Rabbi Gerster gulped from the wine, this time swallowing it, and joined the men’s singing. Lemmy cleaned the knife and collected the bloody bandages and the foreskin. Later he would bury it behind the synagogue.
The men helped the shaken Redhead Dan down from the
bimah
, and a circle formed around him, dancing and singing, as he carried his son to the foyer, where a cluster of women was waiting with the tearful young mother.

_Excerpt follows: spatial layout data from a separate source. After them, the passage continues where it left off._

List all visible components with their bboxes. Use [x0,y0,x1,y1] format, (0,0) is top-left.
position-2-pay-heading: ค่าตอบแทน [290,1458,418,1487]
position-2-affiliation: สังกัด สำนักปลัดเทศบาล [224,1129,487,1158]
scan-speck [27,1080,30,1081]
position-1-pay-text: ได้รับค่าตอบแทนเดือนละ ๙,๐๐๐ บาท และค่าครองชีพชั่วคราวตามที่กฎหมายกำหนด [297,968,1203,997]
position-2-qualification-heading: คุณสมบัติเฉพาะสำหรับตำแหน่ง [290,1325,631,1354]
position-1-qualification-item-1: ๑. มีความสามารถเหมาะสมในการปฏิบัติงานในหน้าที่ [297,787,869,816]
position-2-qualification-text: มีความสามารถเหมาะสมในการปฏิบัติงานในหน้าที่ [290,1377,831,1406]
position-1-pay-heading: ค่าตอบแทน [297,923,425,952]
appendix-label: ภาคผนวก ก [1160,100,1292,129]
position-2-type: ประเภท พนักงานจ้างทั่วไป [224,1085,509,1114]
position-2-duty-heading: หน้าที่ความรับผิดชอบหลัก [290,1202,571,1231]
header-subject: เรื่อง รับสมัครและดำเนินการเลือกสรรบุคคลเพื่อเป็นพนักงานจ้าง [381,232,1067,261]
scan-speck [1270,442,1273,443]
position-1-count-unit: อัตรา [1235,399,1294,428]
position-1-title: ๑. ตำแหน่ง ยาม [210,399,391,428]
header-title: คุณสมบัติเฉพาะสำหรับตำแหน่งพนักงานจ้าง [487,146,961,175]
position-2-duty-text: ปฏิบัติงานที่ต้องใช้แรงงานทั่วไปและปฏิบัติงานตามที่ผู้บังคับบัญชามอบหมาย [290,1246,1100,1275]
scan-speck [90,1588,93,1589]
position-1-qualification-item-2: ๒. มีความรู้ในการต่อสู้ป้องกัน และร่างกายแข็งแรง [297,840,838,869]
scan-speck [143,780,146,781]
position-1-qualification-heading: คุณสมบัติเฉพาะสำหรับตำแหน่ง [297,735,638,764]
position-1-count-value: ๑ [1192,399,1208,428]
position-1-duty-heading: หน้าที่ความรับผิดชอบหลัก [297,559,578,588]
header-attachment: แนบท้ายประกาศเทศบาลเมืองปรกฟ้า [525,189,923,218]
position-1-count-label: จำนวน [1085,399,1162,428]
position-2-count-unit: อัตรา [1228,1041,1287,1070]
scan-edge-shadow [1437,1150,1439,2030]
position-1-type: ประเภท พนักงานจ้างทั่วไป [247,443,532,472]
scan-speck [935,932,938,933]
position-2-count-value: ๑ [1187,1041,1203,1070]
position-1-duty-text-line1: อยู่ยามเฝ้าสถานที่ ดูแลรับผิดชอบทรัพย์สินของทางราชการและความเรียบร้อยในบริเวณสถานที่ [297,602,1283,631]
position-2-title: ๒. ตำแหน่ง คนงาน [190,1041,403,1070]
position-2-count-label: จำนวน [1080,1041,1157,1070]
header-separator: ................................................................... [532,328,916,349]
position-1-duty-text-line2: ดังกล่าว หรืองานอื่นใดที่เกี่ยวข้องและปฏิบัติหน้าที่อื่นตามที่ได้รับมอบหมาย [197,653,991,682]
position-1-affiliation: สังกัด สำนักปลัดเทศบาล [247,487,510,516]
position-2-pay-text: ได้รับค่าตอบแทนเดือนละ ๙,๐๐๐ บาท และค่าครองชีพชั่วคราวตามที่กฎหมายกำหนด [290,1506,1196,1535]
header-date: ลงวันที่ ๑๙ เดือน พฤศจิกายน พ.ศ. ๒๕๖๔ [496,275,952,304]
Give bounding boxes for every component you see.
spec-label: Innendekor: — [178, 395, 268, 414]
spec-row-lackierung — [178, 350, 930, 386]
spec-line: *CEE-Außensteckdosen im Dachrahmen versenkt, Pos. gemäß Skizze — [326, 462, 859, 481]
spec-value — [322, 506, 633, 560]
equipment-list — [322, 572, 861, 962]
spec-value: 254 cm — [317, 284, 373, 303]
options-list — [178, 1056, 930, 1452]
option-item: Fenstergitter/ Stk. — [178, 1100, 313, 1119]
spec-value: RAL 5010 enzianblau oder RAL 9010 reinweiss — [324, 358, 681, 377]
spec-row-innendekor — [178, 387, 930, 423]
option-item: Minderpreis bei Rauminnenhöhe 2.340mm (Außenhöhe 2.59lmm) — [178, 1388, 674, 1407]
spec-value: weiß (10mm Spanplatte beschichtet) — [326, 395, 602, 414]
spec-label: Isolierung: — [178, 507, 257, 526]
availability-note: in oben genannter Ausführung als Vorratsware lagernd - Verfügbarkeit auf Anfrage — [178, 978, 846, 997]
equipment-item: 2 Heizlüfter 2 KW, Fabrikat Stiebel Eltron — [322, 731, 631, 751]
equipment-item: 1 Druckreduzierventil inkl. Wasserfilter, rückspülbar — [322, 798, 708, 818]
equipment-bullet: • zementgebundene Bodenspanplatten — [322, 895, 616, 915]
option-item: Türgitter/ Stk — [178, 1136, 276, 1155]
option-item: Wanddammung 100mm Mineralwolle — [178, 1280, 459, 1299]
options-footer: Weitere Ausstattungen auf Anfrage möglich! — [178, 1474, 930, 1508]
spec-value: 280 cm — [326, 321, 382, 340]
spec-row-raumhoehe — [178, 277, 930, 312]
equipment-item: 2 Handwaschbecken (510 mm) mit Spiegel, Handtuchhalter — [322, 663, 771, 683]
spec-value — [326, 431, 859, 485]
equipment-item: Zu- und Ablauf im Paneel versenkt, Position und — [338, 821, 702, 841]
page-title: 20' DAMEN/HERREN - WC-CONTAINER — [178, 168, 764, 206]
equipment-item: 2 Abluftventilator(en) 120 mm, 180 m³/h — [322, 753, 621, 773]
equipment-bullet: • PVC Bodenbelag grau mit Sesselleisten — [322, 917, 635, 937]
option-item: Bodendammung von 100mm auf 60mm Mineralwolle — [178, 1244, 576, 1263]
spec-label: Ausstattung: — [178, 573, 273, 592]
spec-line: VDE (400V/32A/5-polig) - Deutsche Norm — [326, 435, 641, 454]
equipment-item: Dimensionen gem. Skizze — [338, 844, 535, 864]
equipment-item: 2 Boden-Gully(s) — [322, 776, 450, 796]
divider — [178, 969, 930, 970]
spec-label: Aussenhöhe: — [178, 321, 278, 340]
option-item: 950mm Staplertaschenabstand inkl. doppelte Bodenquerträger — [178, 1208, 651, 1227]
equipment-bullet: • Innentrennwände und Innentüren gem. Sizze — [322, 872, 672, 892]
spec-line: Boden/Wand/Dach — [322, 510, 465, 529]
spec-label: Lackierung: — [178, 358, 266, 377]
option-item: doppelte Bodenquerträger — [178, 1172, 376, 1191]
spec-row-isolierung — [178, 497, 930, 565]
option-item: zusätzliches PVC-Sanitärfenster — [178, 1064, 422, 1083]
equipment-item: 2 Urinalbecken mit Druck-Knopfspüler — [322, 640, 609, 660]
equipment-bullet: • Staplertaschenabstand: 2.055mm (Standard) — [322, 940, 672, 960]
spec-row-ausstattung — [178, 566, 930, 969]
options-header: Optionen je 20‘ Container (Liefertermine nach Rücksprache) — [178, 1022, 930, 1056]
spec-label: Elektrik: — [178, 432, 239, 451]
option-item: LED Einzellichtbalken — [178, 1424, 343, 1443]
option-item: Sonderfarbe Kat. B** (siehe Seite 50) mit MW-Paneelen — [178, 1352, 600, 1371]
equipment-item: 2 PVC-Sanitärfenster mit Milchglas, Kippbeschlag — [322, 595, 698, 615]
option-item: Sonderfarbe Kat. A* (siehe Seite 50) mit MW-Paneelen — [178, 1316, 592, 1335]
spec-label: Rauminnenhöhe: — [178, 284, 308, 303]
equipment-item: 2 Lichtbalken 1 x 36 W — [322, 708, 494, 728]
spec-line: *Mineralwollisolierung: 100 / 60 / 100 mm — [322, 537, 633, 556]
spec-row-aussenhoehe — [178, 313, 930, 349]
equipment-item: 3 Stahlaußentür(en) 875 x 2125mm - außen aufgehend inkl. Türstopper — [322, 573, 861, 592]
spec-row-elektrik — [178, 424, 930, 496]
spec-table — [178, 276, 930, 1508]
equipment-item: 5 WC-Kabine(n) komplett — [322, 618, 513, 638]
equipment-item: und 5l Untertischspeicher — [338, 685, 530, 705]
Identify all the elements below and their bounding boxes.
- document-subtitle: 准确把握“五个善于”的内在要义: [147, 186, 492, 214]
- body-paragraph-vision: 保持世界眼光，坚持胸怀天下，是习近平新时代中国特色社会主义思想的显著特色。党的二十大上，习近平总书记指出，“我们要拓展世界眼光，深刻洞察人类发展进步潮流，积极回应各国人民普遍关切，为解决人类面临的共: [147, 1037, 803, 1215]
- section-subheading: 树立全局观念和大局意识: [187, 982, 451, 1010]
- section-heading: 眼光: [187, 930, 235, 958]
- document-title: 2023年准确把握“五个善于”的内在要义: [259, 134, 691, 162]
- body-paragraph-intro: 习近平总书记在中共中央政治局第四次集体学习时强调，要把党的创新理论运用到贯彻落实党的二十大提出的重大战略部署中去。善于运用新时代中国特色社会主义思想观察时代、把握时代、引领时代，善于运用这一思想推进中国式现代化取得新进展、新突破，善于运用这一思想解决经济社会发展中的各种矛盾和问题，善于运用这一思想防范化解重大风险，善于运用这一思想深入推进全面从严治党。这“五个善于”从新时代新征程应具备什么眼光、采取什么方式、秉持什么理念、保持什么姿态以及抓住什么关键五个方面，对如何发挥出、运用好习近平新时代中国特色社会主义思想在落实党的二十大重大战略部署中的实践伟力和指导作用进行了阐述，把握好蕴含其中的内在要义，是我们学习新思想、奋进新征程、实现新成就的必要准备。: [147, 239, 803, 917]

Lemmy felt his father’s arm on his shoulder. “I think you’re ready,” the rabbi said. “Next time, you’ll conduct the ceremony.”
H
annah Arendt’s book,
Eichmann in Jerusalem – a Report on the Banality of Evil
, left Lemmy confused and angry. Four years earlier, when the Nazi fugitive had been caught in Argentina and brought to stand trial in Jerusalem, Rabbi Gerster led the men in a special prayer of gratitude for the divine hand that had brought the mastermind of The Final Solution to judgment. But Arendt portrayed Eichmann as a man of average intelligence, mild temper, and clerical efficiency—a family man who happened to find himself at the top of a vast bureaucracy of mass extermination.
On the next Sabbath afternoon, he shared his frustration with Tanya.
“But it’s true,” she said. “What in retrospect seems like a monstrous enterprise was nothing but a day job for thousands of Germans. Their culture of obedience had conditioned these men to follow their leader’s orders and do a good day’s work—whether it was to manufacture trucks or to operate gas chambers.”
“That’s impossible! Any human being could tell the difference!” Lemmy clenched his fist. “Even a child knows that killing innocent people is evil!”
“But what if the people being killed aren’t human? What if they have been stigmatized for generations as evil, as pests, as the cause for all social and economical problems? What if eliminating them is your national duty, dictated by the state’s top authority?”
“A man has a mind to question authority.”
“Do the men of Neturay Karta question Rabbi Abraham Gerster’s authority?”
This argument shocked him, but before he could become angry, he noticed the hint of a smile on Tanya’s lips and understood she was trying to provoke him. “My father speaks for God. Do you believe in God?”
“That’s a trick question.” She took his hand. “Come, let’s have cake.”
They shared a lemon tart she had bought at a kosher bakery near Meah Shearim. It was January 1, 1967—her thirty-ninth birthday.
When he left, she gave him two thin volumes:
Night
and
Dawn
, both by author Elie Wiesel. He read them both that night, and was left agonizing over a quandary that went to the core of his faith: Why had God allowed the Nazis to do this? What was God’s purpose in causing so much suffering?
O
ne afternoon, Rabbi Gerster posed a question from the podium: “Talmud says:
Create a rabbi for yourself, and acquire a friend.
I’ve always wondered: Why
create
a rabbi, but
acquire
a friend?”
Redhead Dan, sitting somewhere in the middle of the hall, raised his hand. “A friend could be acquired with gifts or favors. But a rabbi’s blessing isn’t for sale.”
“I disagree,” Cantor Toiterlich declared from the front row. “Talmud wouldn’t direct us to
buy
friends!”
Benjamin stood up. “Maybe
acquire
means that it’s mutual. But the relationship with one’s rabbi is created by one’s submission to a spiritual leader.”
“Well put, young man!” Rabbi Gerster took a contemplative stroll across the dais, the men’s eyes following him. “But as a rabbi, I’d rather have mutuality. So let me tell you a story.” He leaned on the lectern, looking around the hall. “A few years ago, a man named Aaron traveled a whole day from Haifa to talk to me. Temimah brought us tea, and I inquired of the sights he’d seen along the way, how the country was changing.”